Title

Staphylococcus aureus enterotoxin production in raw, Holder-pasteurized, and ultraviolet-C-treated donated human milk

Document Type

Journal Article

PubMed ID

30817174

Publisher

Mary Ann Liebert

School

School of Medical and Health Sciences

RAS ID

28561

Funders

Funding information available at https://doi.org/10.1089/bfm.2018.0217

Comments

Originally published as: Almutawif, Y., Hartmann, B., Lloyd, M., Lai, C. T., Rea, A., & Geddes, D. (2019). Staphylococcus aureus enterotoxin production in raw, Holder-Pasteurized, and ultraviolet-C-treated donated human milk. Breastfeeding Medicine, 14(4), 262-270. Original publication available here

Abstract

Background: Some strains of Staphylococcus aureus can produce heat-stable enterotoxins that have been associated with gastritis and potentially necrotizing enterocolitis in preterm infants.

Objectives/Hypothesis: To assess the impact of different storage temperatures on S. aureus growth and enterotoxin production in raw, Holder-pasteurized (HP) and ultraviolet-C (UV-C)-treated donated human milk (DHM).

Materials and Methods: The milk samples from individual donors were pooled and divided into four equal portions. One portion was HP, the second was UV-C treated, the third was not treated, and the fourth was UV-C treated after being spiked with S. aureus. All samples were incubated at 37°C (18 hours) and 4°C (14 days). Bacterial colony count, enterotoxin A and B, and immune proteins were quantified.

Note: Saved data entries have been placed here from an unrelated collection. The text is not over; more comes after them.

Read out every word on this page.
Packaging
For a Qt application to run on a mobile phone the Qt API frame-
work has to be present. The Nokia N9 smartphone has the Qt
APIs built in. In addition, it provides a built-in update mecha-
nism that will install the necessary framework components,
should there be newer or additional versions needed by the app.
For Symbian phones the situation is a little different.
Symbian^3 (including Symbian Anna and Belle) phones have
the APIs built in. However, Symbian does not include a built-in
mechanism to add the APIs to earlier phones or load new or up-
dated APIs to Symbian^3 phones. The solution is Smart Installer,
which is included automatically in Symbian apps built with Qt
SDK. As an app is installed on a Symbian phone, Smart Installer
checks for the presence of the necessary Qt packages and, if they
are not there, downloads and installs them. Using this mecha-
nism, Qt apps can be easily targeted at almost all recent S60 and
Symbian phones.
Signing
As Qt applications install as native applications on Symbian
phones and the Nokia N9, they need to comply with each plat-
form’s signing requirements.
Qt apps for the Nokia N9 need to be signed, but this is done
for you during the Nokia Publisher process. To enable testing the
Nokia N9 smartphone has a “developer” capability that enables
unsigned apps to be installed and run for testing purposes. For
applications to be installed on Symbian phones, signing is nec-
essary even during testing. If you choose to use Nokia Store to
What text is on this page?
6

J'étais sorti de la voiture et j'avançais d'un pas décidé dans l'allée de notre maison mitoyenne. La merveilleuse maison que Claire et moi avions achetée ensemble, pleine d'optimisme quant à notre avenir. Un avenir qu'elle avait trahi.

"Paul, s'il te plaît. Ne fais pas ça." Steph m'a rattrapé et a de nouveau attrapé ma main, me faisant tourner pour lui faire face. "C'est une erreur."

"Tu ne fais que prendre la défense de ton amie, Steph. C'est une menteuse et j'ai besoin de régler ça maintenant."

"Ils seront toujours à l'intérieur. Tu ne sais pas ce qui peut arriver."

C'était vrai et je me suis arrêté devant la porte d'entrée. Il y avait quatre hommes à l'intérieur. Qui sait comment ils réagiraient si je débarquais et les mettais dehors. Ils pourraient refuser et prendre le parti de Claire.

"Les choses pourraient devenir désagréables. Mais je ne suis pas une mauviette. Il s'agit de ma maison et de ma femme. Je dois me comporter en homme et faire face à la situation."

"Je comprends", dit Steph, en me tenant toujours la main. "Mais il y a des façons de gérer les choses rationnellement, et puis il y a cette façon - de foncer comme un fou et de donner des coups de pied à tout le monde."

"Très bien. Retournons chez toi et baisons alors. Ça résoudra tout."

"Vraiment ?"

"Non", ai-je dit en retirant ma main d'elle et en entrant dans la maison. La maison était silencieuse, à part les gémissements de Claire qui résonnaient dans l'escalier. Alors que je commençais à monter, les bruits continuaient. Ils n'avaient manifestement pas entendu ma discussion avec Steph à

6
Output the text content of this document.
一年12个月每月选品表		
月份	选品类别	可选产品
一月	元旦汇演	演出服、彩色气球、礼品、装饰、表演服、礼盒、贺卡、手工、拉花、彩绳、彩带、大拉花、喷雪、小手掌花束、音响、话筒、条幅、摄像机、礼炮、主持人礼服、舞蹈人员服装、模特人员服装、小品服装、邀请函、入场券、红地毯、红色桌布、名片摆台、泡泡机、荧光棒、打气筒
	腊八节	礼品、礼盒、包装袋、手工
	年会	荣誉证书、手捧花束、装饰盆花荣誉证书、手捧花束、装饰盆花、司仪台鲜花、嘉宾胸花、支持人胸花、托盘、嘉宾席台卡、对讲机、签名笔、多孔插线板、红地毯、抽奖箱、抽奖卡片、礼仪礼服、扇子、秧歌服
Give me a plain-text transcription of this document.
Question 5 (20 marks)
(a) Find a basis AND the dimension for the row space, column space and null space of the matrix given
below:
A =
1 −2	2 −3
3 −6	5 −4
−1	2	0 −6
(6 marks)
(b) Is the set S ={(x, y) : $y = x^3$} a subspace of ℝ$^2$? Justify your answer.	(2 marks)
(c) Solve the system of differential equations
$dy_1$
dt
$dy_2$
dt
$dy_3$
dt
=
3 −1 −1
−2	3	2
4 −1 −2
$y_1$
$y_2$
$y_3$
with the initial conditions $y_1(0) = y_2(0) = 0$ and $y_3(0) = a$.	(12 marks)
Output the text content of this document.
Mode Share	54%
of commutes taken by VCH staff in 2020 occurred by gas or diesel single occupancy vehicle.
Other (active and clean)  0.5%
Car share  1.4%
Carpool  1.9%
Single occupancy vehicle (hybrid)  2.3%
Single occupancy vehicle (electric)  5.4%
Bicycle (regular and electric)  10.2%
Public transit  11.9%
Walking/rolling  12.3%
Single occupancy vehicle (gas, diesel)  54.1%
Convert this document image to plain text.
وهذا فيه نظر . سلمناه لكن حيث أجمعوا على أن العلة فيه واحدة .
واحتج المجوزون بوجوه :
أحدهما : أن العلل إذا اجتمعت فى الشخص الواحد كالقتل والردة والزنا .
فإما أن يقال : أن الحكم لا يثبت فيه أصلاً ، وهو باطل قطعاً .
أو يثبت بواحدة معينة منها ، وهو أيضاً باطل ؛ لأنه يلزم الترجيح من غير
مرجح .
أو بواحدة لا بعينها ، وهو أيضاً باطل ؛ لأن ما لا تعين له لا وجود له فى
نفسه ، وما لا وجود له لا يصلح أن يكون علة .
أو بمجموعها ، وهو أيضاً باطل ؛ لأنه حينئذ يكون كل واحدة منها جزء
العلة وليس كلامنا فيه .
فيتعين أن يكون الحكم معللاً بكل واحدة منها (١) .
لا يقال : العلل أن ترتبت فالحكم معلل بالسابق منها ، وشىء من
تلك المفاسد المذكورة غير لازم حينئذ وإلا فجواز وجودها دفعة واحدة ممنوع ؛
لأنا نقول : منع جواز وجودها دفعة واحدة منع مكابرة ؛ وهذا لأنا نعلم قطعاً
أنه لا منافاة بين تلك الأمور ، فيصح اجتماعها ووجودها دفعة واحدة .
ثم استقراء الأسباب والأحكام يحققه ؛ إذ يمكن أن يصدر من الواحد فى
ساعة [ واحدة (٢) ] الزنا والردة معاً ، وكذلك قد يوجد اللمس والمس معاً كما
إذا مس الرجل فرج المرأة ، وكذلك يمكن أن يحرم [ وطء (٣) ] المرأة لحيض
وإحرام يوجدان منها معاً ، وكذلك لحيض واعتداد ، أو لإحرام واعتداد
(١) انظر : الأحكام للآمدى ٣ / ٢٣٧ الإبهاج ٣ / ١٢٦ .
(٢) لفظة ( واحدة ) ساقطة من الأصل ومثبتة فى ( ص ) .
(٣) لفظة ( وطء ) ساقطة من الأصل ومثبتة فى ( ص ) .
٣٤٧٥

Results: At 37°C, the colony count increased in HP DHM and decreased in raw and UV-C-treated DHM. At 4°C, colony counts in HP DHM reduced and were not detected in raw and UV-C-treated DHM from day 8 of incubation. No bacteria were detected in samples that were inoculated before UV-C treatment. Enterotoxin A was only detected in HP-DHM at 37°C from the 9th hour onward. Enterotoxin B was detected in one sample at the 15th hour. Immune protein concentrations were similar in raw and UV-C DHM, and were reduced in the HP DHM.

Conclusion: UV-C-treated milk reduces S. aureus growth with similar kinetics to raw milk making it a promising emerging technique to eliminate bacteria while retaining essential immune proteins in DHM.